A list of top 5 positive attitudes to picking up a new language:
1. Read New And Old Books:
If you are seeking knowledge, go for books that support and feed your quest for it. It does not matter how old or how popular the book is. Most bestsellers now are delivered to you by movie makers who are willing to spend millions of dollars. If you cannot read, watch the story.
Imagination is more important than knowledge. For while knowledge defines all we currently know and understand, imagination points to all we might yet discover and create.
When you turn 40, like yours truly :), you will seek new reasons from your childhood to understand how you’ve come to be the person you are now. Old titles then become your source of inspiration and new books are your guide to future self-growth.
We all learn from people who have experienced the journey before us. Do not feel disappointed if you have just discovered a book written in 1950. How many have heard of “The Absorbent Mind” by Maria Montessori which was written more than 80 years ago? Only those in the know (Montessorians) or want to know about childhood education would have heard of it or knew of the title. The author would not have written it if she had not felt so strongly about the subject.

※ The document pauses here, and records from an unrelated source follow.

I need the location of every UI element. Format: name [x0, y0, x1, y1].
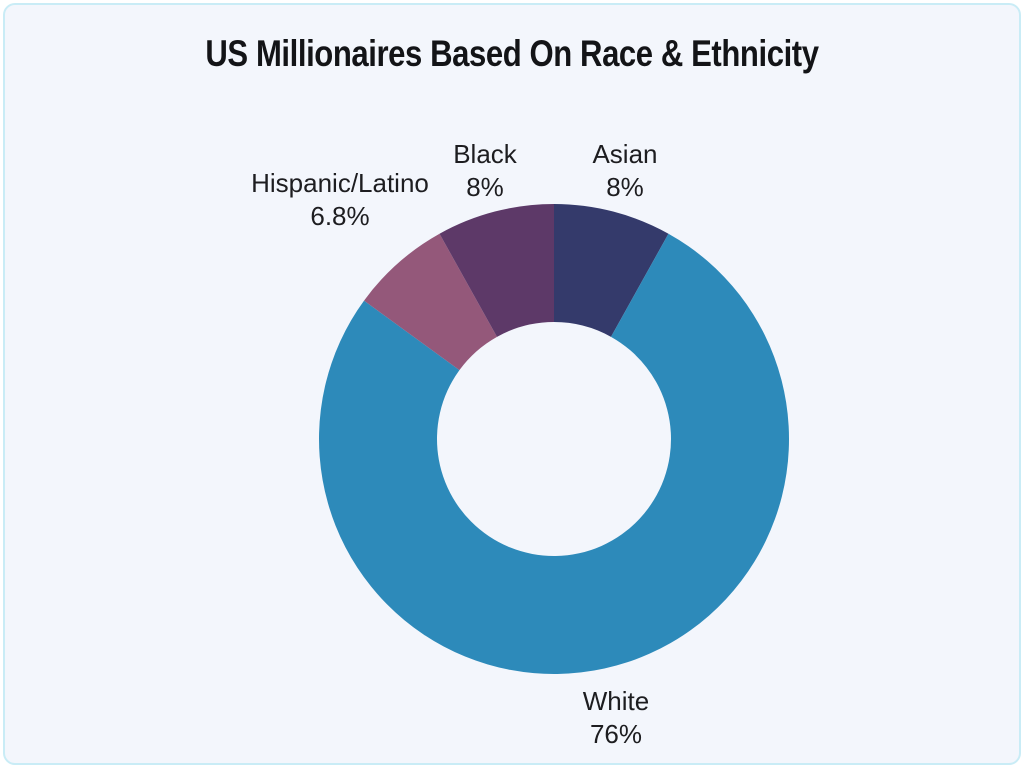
slice-label-hispanic-latino: Hispanic/Latino 6.8%: [251, 168, 429, 231]
slice-label-asian: Asian 8%: [592, 139, 657, 202]
chart-title: US Millionaires Based On Race & Ethnicit…: [205, 33, 819, 74]
chart-card: US Millionaires Based On Race & Ethnicit…: [3, 3, 1021, 765]
donut-slice-asian: [554, 204, 669, 337]
donut-chart: Asian 8% White 76% Hispanic/Latino 6.8% Black 8…: [251, 139, 790, 749]
donut-slice-white: [319, 233, 790, 674]
slice-label-black: Black 8%: [453, 139, 518, 202]
slice-label-white: White 76%: [583, 686, 649, 749]
donut-slice-black: [439, 204, 554, 337]
donut-slice-hispanic-latino: [364, 233, 498, 371]
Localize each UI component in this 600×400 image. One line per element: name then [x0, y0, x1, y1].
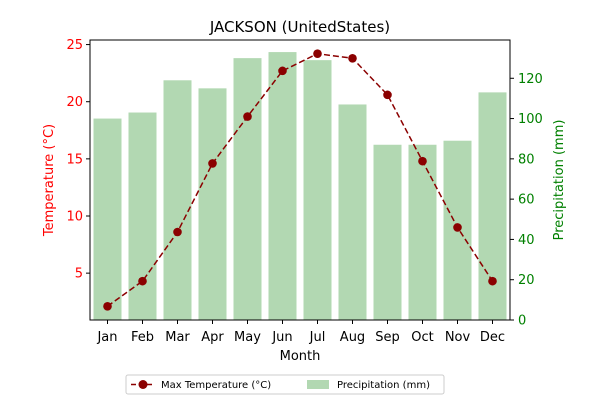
- point-max-temperature-nov: [453, 223, 462, 232]
- x-tick-label: Feb: [131, 330, 154, 345]
- legend-line-dot: [138, 380, 148, 389]
- bar-precipitation-oct: [408, 144, 437, 320]
- y-axis-left-label: Temperature (°C): [42, 124, 57, 237]
- y-axis-right: 0 20 40 60 80 100 120: [510, 72, 543, 329]
- y-axis-right-label: Precipitation (mm): [552, 120, 567, 241]
- chart-title: JACKSON (UnitedStates): [209, 18, 390, 36]
- bar-precipitation-apr: [198, 88, 227, 320]
- x-tick-label: Apr: [201, 330, 224, 345]
- plot-frame: [89, 39, 511, 321]
- bar-precipitation-aug: [338, 104, 367, 320]
- y-right-tick-label: 100: [518, 112, 543, 127]
- x-tick-label: Nov: [445, 330, 471, 345]
- x-tick-label: Jul: [309, 330, 326, 345]
- legend-bar-swatch: [307, 380, 329, 389]
- bar-precipitation-dec: [478, 92, 507, 320]
- x-tick-label: Dec: [480, 330, 505, 345]
- x-tick-label: Jan: [96, 330, 117, 345]
- y-left-tick-label: 15: [66, 152, 83, 167]
- point-max-temperature-may: [243, 112, 252, 121]
- y-left-tick-label: 10: [66, 210, 83, 225]
- x-tick-label: Mar: [165, 330, 190, 345]
- point-max-temperature-jan: [103, 301, 112, 311]
- bar-precipitation-jun: [268, 52, 297, 320]
- x-axis: Jan Feb Mar Apr May Jun Jul Aug Sep Oct Nov Dec: [96, 320, 505, 345]
- legend-label-temperature: Max Temperature (°C): [161, 380, 271, 391]
- point-max-temperature-dec: [488, 276, 497, 286]
- point-max-temperature-sep: [383, 90, 392, 100]
- line-max-temperature: [107, 52, 494, 307]
- bars-group: [93, 52, 507, 321]
- y-right-tick-label: 20: [518, 273, 535, 288]
- bar-precipitation-may: [233, 58, 262, 321]
- x-tick-label: May: [234, 330, 261, 345]
- legend-label-precipitation: Precipitation (mm): [337, 380, 430, 391]
- y-right-tick-label: 0: [518, 314, 526, 329]
- legend-frame: [125, 374, 445, 395]
- y-right-tick-label: 40: [518, 233, 535, 248]
- point-max-temperature-jul: [313, 49, 322, 59]
- y-right-tick-label: 60: [518, 193, 535, 208]
- y-left-tick-label: 5: [75, 267, 83, 282]
- x-tick-label: Jun: [271, 330, 292, 345]
- line-group: [103, 49, 497, 311]
- bar-precipitation-jan: [93, 118, 122, 320]
- bar-precipitation-mar: [163, 80, 192, 320]
- point-max-temperature-feb: [138, 276, 147, 286]
- y-right-tick-label: 120: [518, 72, 543, 87]
- x-tick-label: Oct: [411, 330, 433, 345]
- point-max-temperature-jun: [278, 66, 287, 76]
- point-max-temperature-apr: [208, 159, 217, 168]
- point-max-temperature-aug: [348, 53, 357, 63]
- y-axis-left: 5 10 15 20 25: [66, 38, 90, 282]
- x-tick-label: Aug: [340, 330, 365, 345]
- point-max-temperature-mar: [173, 227, 182, 237]
- bar-precipitation-jul: [303, 60, 332, 320]
- x-axis-label: Month: [280, 349, 321, 364]
- y-left-tick-label: 25: [66, 38, 83, 53]
- x-tick-label: Sep: [375, 330, 400, 345]
- bar-precipitation-sep: [373, 144, 402, 320]
- y-right-tick-label: 80: [518, 152, 535, 167]
- y-left-tick-label: 20: [66, 95, 83, 110]
- point-max-temperature-oct: [418, 156, 427, 166]
- legend: Max Temperature (°C) Precipitation (mm): [125, 374, 445, 395]
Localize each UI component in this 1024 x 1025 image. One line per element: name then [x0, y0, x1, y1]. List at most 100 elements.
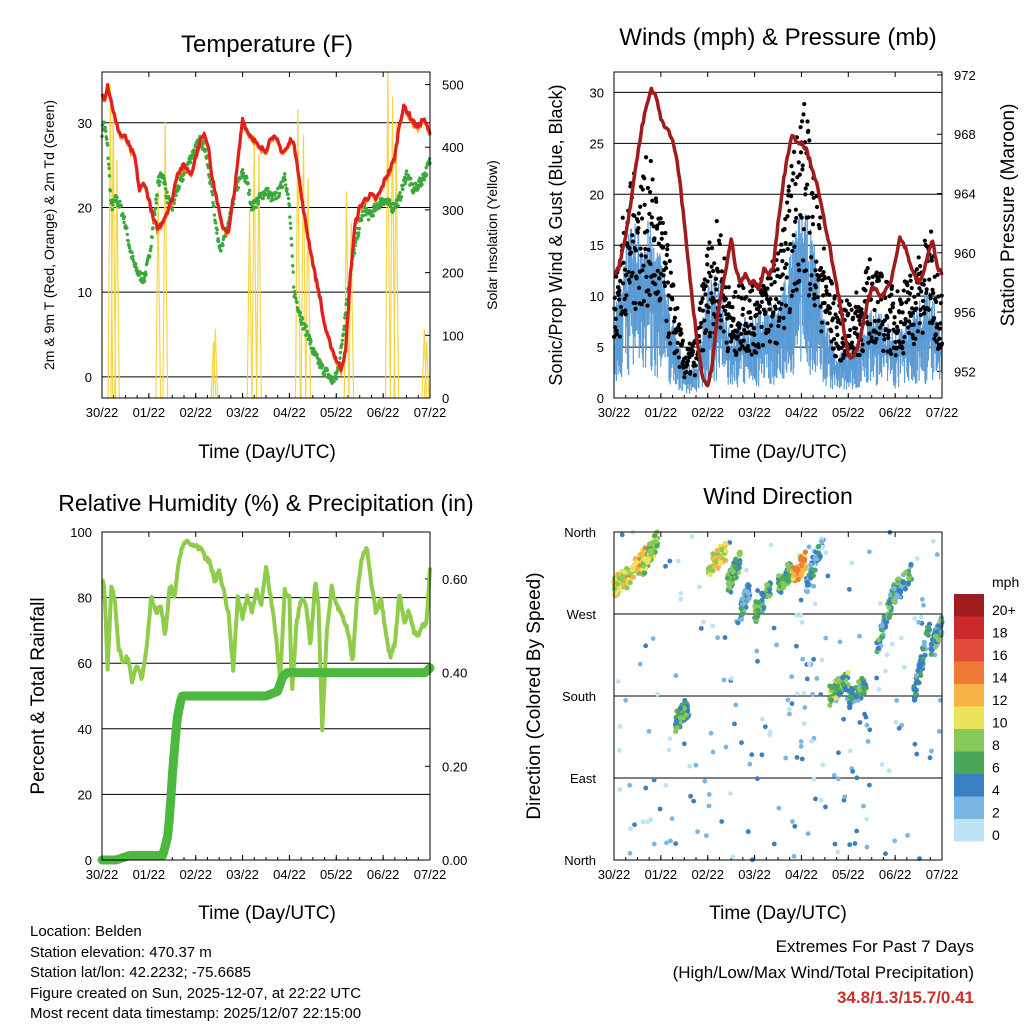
y-tick-label: North — [564, 525, 596, 540]
gust-point — [899, 301, 905, 306]
dewpoint-point — [211, 201, 215, 205]
gust-point — [661, 273, 666, 278]
x-tick-label: 03/22 — [226, 405, 259, 420]
colorbar-swatch — [954, 684, 984, 707]
dewpoint-point — [340, 338, 345, 342]
direction-point — [852, 841, 858, 846]
direction-point — [831, 773, 837, 778]
gust-point — [785, 200, 790, 205]
dewpoint-point — [103, 125, 107, 130]
gust-point — [741, 338, 746, 343]
gust-point — [832, 294, 837, 299]
direction-point — [889, 641, 895, 647]
gust-point — [798, 150, 804, 155]
dewpoint-point — [364, 206, 368, 211]
solar-spike — [210, 341, 217, 399]
direction-point — [740, 595, 746, 601]
direction-point — [823, 550, 829, 555]
gust-point — [934, 299, 939, 304]
gust-point — [827, 311, 832, 316]
gust-point — [622, 296, 627, 302]
gust-point — [853, 326, 859, 331]
gust-point — [843, 308, 848, 313]
direction-point — [624, 585, 630, 591]
dewpoint-point — [305, 329, 309, 334]
dewpoint-point — [201, 142, 205, 146]
gust-point — [819, 320, 825, 325]
gust-point — [655, 268, 660, 273]
gust-point — [766, 327, 771, 333]
dewpoint-point — [396, 203, 400, 208]
gust-point — [677, 364, 682, 370]
gust-point — [812, 303, 817, 308]
dewpoint-point — [340, 342, 344, 346]
x-tick-label: 03/22 — [738, 405, 771, 420]
direction-point — [794, 613, 799, 618]
direction-frame — [613, 531, 943, 861]
gust-point — [847, 333, 852, 339]
direction-point — [854, 828, 860, 834]
direction-point — [779, 575, 786, 582]
direction-point — [762, 724, 768, 730]
dewpoint-point — [106, 162, 111, 167]
direction-ylabel: Direction (Colored By Speed) — [524, 572, 545, 819]
dewpoint-point — [425, 172, 429, 177]
direction-point — [706, 792, 712, 797]
direction-point — [798, 597, 804, 603]
direction-point — [735, 620, 741, 626]
dewpoint-point — [341, 332, 346, 336]
gust-point — [648, 261, 653, 267]
y-tick-label: 30 — [78, 116, 92, 131]
direction-point — [646, 728, 652, 734]
gust-point — [783, 217, 788, 222]
gust-point — [745, 324, 750, 329]
direction-point — [749, 752, 755, 758]
direction-point — [811, 583, 817, 589]
gust-point — [711, 268, 716, 274]
gust-point — [685, 362, 690, 367]
dewpoint-point — [304, 324, 308, 328]
direction-point — [739, 611, 746, 617]
dewpoint-point — [342, 324, 346, 329]
y2-tick-label: 500 — [442, 78, 464, 93]
gust-point — [919, 289, 924, 294]
gust-point — [850, 315, 856, 320]
direction-point — [724, 575, 731, 581]
humidity-line — [100, 538, 432, 733]
gust-point — [614, 274, 619, 279]
x-tick-label: 05/22 — [320, 867, 353, 882]
y-tick-label: West — [567, 607, 597, 622]
direction-point — [791, 853, 797, 859]
direction-point — [800, 656, 806, 662]
direction-point — [805, 831, 811, 837]
dewpoint-point — [315, 352, 319, 356]
gust-point — [636, 211, 641, 216]
direction-point — [864, 816, 870, 822]
dewpoint-point — [287, 203, 292, 208]
gust-point — [636, 226, 641, 231]
gust-point — [684, 369, 689, 375]
direction-point — [849, 696, 855, 702]
gust-point — [714, 219, 719, 224]
y-tick-label: 30 — [590, 85, 604, 100]
direction-point — [936, 728, 942, 734]
dewpoint-point — [256, 199, 261, 203]
gust-point — [831, 346, 836, 351]
gust-point — [731, 294, 737, 299]
gust-point — [789, 293, 794, 299]
gust-point — [875, 300, 880, 305]
gust-point — [870, 274, 875, 279]
y2-tick-label: 0.60 — [442, 572, 467, 587]
direction-point — [613, 590, 619, 596]
colorbar-swatch — [954, 729, 984, 752]
x-tick-label: 06/22 — [879, 867, 912, 882]
gust-point — [708, 274, 713, 279]
gust-point — [876, 278, 882, 283]
gust-point — [771, 310, 776, 315]
dewpoint-point — [155, 193, 159, 198]
solar-spike — [251, 134, 258, 399]
direction-point — [861, 685, 867, 691]
dewpoint-point — [274, 191, 279, 195]
gust-point — [831, 301, 836, 306]
gust-point — [624, 293, 629, 298]
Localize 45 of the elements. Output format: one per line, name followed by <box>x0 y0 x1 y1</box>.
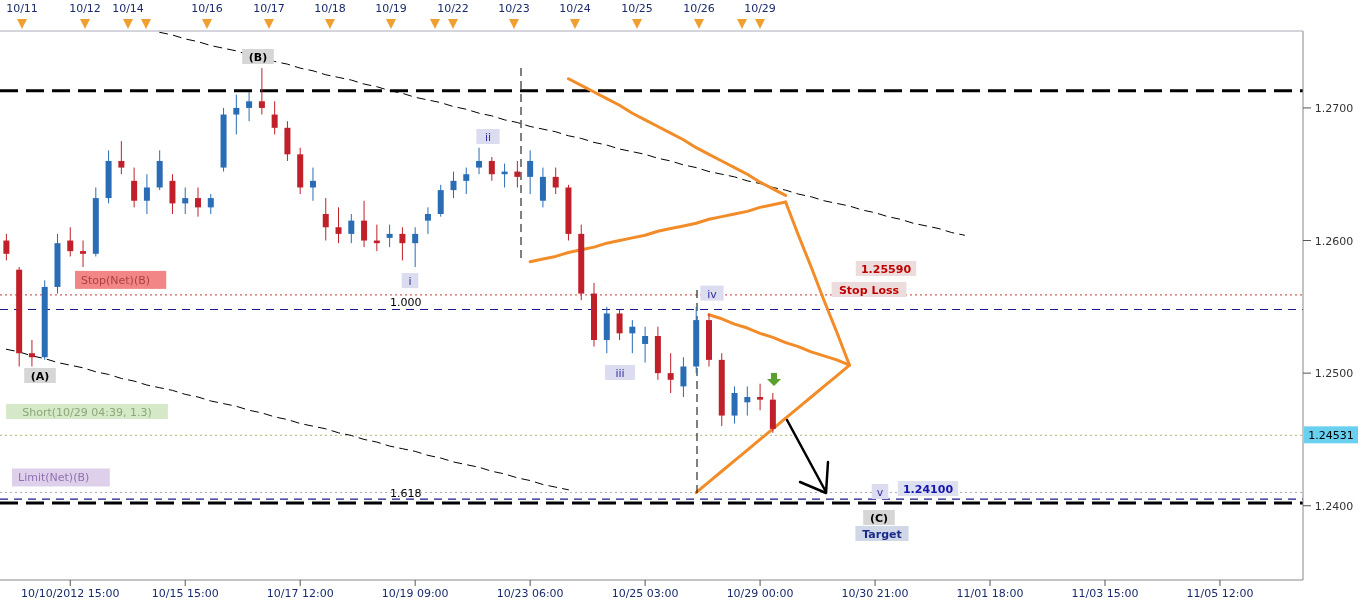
text: 10/23 <box>498 2 530 15</box>
annotation: (A) <box>30 370 50 383</box>
y-tick-label: 1.2600 <box>1314 234 1354 248</box>
text: 10/24 <box>559 2 591 15</box>
x-tick-label: 10/23 06:00 <box>496 587 564 600</box>
ref-line-label: 1.24531 <box>1308 429 1354 443</box>
y-tick-label: 1.2500 <box>1314 367 1354 381</box>
annotation: Stop Loss <box>838 284 900 297</box>
y-tick-label: 1.2400 <box>1314 499 1354 513</box>
text: 10/16 <box>191 2 223 15</box>
ref-line-label: Limit(Net)(B) <box>18 471 90 485</box>
x-tick-label: 10/29 00:00 <box>726 587 794 600</box>
annotation: Target <box>862 528 902 541</box>
x-tick-label: 10/17 12:00 <box>266 587 334 600</box>
annotation: ii <box>484 131 492 144</box>
x-tick-label: 10/10/2012 15:00 <box>20 587 120 600</box>
x-tick-label: 11/03 15:00 <box>1071 587 1139 600</box>
y-tick-label: 1.2700 <box>1314 101 1354 115</box>
annotation: i <box>408 275 412 288</box>
annotation: iii <box>615 367 625 380</box>
text: 10/26 <box>683 2 715 15</box>
text: 10/17 <box>253 2 285 15</box>
text: 10/14 <box>112 2 144 15</box>
annotation: v <box>876 486 884 499</box>
text: 10/25 <box>621 2 653 15</box>
text: 10/18 <box>314 2 346 15</box>
annotation: 1.000 <box>390 296 422 309</box>
text: 10/22 <box>437 2 469 15</box>
x-tick-label: 11/01 18:00 <box>956 587 1024 600</box>
annotation: 1.618 <box>390 487 422 500</box>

2. Know the name of the language you want to speak.
Get involve with native people. If you can’t travel (no money, not willing to spare the time to travel), go online and meet them on social sites. Be specific and learn to pronounce the name of the language in other languages. Spanish, Spanyol, Espanol,西班牙. If you are passionate, you will want to find out every detail of how this language is spoken by people everywhere. Treat it like your mother or native tongue. Better yet, eat the food, sing their songs, dance to their music, get yourself immersed early even before you are ready to speak your first sentence.
3. Be realistic.
It is impossible to USE the 11 languages that you know how to speak. In practice, people need only 1 language to survive anyway. Bilingual people use two languages effectively only to get along with others who do not speak their native language.
There is only one universal language that works for everyone, the language of intuition. When one person is looking at you across the hall and smile, your intuition tells you he may be interested to get to know you. 😉 Your instinct guides you to either ignore it or smile back. Making new friends is just a smile away. I just met a new friend this week, a Korean woman who sends her daughter to school everyday like me. At first I thought she was Chinese. After the school bus drove off, we started chatting in English. Her English is not perfect. And I don’t know Korean. It does not matter. We could still communicate.
4. Choose your language carefully.
You may think that Hindi is not for you but as soon as you start listening to Hindi songs, you could sing the song at the first note. If you have been speaking a new language for many years and still speak with a native accent, it does not mean you are bad at learning languages. “Changing accents does not make you speak clearer”. Read more.
5. Be loyal to the language.
The language should feel simple and comfortable to use from the beginning. Drive yourself to succeed from the start. That will motivate you to do more and stay loyal overtime. Bilingualism is an acquired skills; there are many techniques and lesson plans. There is no subsititute and short cut to fluency.